Donnie Wendt, Principal Security Researcher at MasterCard, will give a presentation entitled Machine Learning: Cybersecurity’s Friend & Foe on Wednesday, November 10 from 14:20 pm to 14:40 pm at Cybersecurity Leadership Summit 2021.
To give you a sneak preview of what to expect, we asked Donnie some questions about his presentation.
Could you give us a sneak peek into your presentation: “Machine Learning: Cybersecurity’s Friend & Foe”?
Sure. My presentation, it's designed to help the cybersecurity professional understand what machine learning is and how it's used for cybersecurity. Because when you look at a lot of the marketing material for most cybersecurity products today, machine learning and artificial intelligence appear to be this magical fairy dust. But in employing machine learning for cybersecurity, it really does offer tremendous benefit and great promise. However, there are many risks that security professionals must understand.
So my presentation really seeks to demystify machine learning and its underlying concept so that cybersecurity professionals can harness its true potential. I'll discuss some of the possible vulnerabilities and risks, including attacks on the process, data and models, and also explore implementing adversarial machine learning to test and protect our machine learning models that we use in cybersecurity.
How can Machine Learning improve Cybersecurity?
Well, one of the challenges in cybersecurity is really dealing with the extremely high volumes of data and the rate of emerging threats out there. I've also done a lot of work in security automation and quite simply, the amount of data and the rate of attack variants make manual analysis and detection impossible, or machine learning comes in as it can effectively and efficiently deal with massive amounts of data while discovering subtle changes and patterns in that data. So employing machine learning actually offers tremendous benefits to cybersecurity.
It has become a very vital component in many of our security solutions. There are many cybersecurity use cases that are perfect for machine learning, including things like spam filtering, malware, phishing detection, intrusion detection, biometric authentication, user behavior analysis, anomaly detection. The list goes on. It's like almost every cybersecurity use case we have is good for machine learning. So the power of machine learning is to analyze large amounts of data efficiently and accurately ensures that its use in cybersecurity is just going to continue to expand rapidly.
What risks are there to consider?
Researchers have proven that machine learning models are vulnerable to adversarial inputs and attacks. A lot of times it will classify those attacks based on a machine learning phase, such as training or inference or based on whether they're causative or exploratory. For example, during the training phase, attacks are often what we call poisoning attacks, which can cause the models to learn the wrong behavior.
In the inferent stage, we look for exploratory attacks that seek to understand how our model works, which can then be a precursor to evasion or integrity attacks on our models. In addition to the attacks, we also have to understand the risks associated with bias and the inherent integrity issues within the data or the model we're using.
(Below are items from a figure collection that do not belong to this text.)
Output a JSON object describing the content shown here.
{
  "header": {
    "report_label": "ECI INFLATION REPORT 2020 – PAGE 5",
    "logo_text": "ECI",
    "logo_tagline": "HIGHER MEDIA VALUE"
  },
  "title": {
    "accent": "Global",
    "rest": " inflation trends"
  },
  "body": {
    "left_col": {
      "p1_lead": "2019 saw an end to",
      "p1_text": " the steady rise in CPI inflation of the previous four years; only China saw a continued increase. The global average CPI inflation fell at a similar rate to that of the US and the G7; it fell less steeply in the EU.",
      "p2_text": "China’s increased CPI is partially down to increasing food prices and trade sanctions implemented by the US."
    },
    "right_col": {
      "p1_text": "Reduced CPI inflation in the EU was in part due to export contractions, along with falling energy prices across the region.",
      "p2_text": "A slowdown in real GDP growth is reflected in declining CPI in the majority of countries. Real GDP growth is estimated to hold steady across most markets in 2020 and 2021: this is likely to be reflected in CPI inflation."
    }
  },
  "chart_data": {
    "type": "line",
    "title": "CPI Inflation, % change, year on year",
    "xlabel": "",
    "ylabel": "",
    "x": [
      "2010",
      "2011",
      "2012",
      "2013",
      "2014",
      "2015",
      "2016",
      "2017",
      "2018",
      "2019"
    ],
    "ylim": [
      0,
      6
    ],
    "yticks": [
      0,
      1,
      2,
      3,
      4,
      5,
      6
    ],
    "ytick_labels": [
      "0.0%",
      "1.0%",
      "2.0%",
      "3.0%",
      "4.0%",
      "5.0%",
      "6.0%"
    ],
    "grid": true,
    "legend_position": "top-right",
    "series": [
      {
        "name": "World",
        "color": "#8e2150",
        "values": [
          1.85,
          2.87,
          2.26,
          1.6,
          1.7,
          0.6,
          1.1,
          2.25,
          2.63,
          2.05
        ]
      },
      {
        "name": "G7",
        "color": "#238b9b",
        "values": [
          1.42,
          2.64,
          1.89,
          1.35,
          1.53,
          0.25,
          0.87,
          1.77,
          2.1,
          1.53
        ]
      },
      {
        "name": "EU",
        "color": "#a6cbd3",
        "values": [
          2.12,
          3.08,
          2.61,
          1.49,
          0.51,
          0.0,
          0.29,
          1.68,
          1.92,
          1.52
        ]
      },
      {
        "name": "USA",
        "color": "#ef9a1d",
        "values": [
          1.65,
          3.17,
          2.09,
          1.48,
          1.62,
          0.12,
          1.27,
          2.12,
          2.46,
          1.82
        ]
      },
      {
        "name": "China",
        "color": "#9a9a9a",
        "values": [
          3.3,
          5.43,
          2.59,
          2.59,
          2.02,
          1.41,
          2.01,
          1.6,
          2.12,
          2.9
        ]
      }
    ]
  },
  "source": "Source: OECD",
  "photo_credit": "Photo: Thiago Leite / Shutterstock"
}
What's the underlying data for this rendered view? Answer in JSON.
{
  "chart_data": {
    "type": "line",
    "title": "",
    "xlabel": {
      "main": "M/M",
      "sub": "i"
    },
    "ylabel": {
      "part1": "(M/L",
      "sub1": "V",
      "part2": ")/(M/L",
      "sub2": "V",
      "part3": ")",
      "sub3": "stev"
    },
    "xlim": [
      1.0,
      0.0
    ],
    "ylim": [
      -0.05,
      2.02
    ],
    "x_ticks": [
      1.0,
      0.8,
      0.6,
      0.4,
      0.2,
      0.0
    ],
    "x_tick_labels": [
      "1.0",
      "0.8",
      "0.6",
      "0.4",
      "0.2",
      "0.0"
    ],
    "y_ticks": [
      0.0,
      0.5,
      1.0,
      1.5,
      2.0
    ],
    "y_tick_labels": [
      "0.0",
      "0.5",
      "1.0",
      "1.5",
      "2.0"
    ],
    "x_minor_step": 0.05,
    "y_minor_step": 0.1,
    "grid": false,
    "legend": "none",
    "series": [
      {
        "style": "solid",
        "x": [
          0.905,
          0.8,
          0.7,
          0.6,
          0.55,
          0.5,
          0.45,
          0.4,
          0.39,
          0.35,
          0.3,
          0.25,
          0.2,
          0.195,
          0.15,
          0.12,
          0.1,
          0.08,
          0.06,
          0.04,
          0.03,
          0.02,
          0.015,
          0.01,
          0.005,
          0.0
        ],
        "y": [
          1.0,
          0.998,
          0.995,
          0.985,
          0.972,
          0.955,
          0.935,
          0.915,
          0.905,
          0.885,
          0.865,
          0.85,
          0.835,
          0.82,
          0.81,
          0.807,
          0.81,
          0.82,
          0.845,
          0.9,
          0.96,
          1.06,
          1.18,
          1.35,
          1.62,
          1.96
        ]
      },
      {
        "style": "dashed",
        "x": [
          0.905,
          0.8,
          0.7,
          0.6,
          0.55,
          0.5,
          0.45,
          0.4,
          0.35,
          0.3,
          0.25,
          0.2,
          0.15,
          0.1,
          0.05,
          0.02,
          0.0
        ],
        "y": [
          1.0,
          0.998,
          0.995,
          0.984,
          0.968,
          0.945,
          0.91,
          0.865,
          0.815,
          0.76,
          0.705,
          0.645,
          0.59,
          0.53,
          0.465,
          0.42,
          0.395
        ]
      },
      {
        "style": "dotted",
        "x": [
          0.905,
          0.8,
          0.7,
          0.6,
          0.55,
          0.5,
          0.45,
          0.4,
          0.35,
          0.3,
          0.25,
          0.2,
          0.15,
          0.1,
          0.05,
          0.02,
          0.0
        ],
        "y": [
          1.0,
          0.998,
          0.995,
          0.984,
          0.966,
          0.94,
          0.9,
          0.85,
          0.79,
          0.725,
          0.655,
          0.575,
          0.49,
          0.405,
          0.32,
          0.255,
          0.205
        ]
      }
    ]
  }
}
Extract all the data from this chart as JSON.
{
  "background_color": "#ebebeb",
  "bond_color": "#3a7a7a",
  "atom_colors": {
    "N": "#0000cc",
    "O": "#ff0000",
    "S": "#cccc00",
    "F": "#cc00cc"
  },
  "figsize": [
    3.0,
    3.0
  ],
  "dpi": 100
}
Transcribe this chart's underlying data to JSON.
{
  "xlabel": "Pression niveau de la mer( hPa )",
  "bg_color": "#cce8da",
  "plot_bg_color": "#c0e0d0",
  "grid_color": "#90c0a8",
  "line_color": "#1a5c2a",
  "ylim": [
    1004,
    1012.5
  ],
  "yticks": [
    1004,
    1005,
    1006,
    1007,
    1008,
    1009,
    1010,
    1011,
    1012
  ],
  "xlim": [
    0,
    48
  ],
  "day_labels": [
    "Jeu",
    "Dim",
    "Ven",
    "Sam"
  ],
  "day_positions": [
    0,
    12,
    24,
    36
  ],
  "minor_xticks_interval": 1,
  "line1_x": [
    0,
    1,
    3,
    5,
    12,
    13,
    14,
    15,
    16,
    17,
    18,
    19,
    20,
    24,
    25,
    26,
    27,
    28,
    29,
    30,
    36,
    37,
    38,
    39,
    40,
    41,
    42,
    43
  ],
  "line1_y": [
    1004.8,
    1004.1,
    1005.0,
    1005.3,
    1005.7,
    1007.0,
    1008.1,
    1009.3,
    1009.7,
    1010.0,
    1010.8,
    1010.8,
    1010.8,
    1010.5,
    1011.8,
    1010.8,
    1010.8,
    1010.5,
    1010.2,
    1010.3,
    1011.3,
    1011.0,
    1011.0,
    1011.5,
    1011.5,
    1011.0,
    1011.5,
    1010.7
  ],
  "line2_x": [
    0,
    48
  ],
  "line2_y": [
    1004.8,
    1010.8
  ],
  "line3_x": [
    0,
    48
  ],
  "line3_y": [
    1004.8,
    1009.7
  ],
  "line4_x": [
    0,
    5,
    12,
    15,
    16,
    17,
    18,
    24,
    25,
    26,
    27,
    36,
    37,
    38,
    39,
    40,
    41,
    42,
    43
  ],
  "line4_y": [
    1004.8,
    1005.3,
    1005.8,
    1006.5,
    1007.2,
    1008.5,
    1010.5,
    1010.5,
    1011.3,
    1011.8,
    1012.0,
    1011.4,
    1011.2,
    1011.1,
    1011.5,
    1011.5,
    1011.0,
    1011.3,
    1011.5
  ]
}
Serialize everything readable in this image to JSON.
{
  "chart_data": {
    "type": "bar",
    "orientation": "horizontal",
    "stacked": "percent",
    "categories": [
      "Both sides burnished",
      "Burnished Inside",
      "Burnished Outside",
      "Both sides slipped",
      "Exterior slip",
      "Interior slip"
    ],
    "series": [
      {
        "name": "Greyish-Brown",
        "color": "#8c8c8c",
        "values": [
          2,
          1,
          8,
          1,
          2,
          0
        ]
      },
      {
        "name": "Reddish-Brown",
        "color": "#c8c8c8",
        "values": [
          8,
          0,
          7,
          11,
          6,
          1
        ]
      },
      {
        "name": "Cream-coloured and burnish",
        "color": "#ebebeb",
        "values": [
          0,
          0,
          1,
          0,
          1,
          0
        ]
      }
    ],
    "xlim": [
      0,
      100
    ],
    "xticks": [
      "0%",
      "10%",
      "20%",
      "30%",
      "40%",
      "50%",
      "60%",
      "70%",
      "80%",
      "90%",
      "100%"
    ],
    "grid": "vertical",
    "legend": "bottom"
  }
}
That's why I'm a very big supporter of transparency and explicability of our machine learning models, so we do know what they're doing.
Which attacks are particularly dangerous?
Interesting, I see the most dangerous attack on machine learning is the one we don't detect, right? Because one of the leading areas in research right now is how we can detect various attacks during the phases of machine learning process. We have to understand where our weaknesses are with a given machine learning model or data. For instance, if you're doing online learning, you are more susceptible to a training phase poisoning attack because you're actually using live data to train your systems.
Another example is if you're using clustering algorithms for classification, you're much more susceptible to an evasion attack because it's easy to create something that looks like or looks similar to what you're clustering. So it's really, the main attack I see, the main weakness is the cybersecurity professionals not understanding necessarily how the models within the tools they're implementing work. So we really, that's why I came up with this presentation was to try to bridge that gap. It's not to make our cybersecurity professionals data scientists, but make sure they understand how these tools are leveraging machine learning.